While systemd is only available for linux the mechanism itself can still be used on any UNIX like platform. Systemd opens the sockets which are then inherited by the child process. Information about the file descriptors are passed as environment variables which can be read by the service to get e.g. the amount of passed descriptors. See sd_listen_fds

I am not sure about windows though as it uses file handles instead of file descriptors which function a bit differently. However in that case go-systemd/activate simply says that no file descriptors have been passed (i.e., returns nil)

I'm wondering if we need to split the implementation so that the systemd flags do not show up on other platforms.

Maybe it would be even better to make this automatic and always use passed file descriptors if go-systemd/activate find them (i.e., the respective environment variables are set). This is also what e.g. Pythons tornado and gunicorn do. Then we would not even have to worry users about flags which do not work/exist on some platforms. In that case I would simply print a warning if an additional listener address is manually passed even though sockets have been discovered but not perform a hard exit with code 1.

septatrix avatar Aug 25 '22 10:08 septatrix

Can we use a struct and not enforce the usage of kingpin to everyone?

@roidelapluie The struct is defined with simple types as follows:

type FlagStruct struct {
	WebListenAddresses *[]string
	WebSystemdSocket   *bool
	WebConfigFile      *string
}

https://github.com/prometheus/exporter-toolkit/pull/95/files#diff-c470146e12b2067a20ebbe4e1404a905e8fcf83b5a5d5b7f19b3e5c0d3fb5a0fR19-R24

If someone does not want to use kingpin then they can simply populate and pass this struct themselves instead of calling AddFlags(). The function AddFlags() simply creates and returns this struct. The exporter implementation then stores and passes this struct to ListenAndServe(), so there is an opportunity for the exporter to pass whatever they want.

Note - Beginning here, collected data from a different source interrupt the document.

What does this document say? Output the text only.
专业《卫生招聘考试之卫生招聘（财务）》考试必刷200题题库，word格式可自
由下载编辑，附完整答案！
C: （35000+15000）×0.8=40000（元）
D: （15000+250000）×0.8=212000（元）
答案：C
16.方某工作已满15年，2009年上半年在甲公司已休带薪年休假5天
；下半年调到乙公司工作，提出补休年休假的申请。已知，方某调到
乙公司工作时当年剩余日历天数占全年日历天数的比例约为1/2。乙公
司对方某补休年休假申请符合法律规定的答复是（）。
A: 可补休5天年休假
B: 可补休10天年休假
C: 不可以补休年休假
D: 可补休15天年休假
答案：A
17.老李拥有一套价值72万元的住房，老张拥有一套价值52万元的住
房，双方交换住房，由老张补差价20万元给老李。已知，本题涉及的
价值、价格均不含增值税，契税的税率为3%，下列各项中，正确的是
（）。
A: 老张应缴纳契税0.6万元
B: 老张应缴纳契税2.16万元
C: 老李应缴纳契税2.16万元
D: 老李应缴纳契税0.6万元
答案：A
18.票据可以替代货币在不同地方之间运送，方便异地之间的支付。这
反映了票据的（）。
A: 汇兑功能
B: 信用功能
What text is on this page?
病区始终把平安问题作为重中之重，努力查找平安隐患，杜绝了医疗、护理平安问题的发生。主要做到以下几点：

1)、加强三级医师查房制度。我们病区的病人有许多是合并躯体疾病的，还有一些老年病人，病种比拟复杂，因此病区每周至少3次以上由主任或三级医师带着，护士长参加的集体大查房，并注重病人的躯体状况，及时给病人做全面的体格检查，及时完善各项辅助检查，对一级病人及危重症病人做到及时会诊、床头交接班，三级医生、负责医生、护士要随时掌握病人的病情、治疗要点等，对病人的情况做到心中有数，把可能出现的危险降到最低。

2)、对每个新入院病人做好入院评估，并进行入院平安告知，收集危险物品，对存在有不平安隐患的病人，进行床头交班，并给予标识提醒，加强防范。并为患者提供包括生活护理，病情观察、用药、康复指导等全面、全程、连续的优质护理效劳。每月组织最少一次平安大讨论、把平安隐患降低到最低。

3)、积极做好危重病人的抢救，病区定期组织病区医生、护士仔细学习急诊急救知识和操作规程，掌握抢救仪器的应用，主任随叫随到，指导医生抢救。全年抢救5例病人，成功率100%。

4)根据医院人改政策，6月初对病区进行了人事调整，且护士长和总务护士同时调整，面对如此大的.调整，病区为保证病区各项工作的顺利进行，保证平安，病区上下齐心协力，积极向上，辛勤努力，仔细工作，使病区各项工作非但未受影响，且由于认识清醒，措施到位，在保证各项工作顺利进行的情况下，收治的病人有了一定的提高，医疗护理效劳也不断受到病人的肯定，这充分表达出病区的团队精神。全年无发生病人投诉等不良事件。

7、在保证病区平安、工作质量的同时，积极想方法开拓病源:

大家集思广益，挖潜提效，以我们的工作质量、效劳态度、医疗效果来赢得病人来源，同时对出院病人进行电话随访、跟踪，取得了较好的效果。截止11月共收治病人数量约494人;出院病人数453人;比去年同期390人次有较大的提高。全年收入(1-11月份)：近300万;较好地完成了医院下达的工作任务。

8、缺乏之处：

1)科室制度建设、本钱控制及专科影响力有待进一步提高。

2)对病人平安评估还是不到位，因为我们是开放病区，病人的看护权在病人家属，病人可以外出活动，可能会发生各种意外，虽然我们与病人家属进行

Here is an example of populating the struct without kingpin as seen in the tests:

flags := kingpinflag.FlagStruct{
	WebListenAddresses: &([]string{port}),
	WebSystemdSocket:   OfBool(false),
	WebConfigFile:      OfString("testdata/web_config_users_noTLS.good.yml"),
}
ListenAndServe(server, &flags, testlogger)

https://github.com/prometheus/exporter-toolkit/pull/95/files#diff-9d2a81b4017ee890112cacf0496039bb3da02d159a34cb7b318ceede8ea7f3f2R43-R48

The reason this file/folder that is getting included is named kingpinflag is because it already existed in this repo prior to this PR. The AddFlags() function already depends on kingpin for web.config.file prior to this PR. Let me know if I should rename it to simply flag.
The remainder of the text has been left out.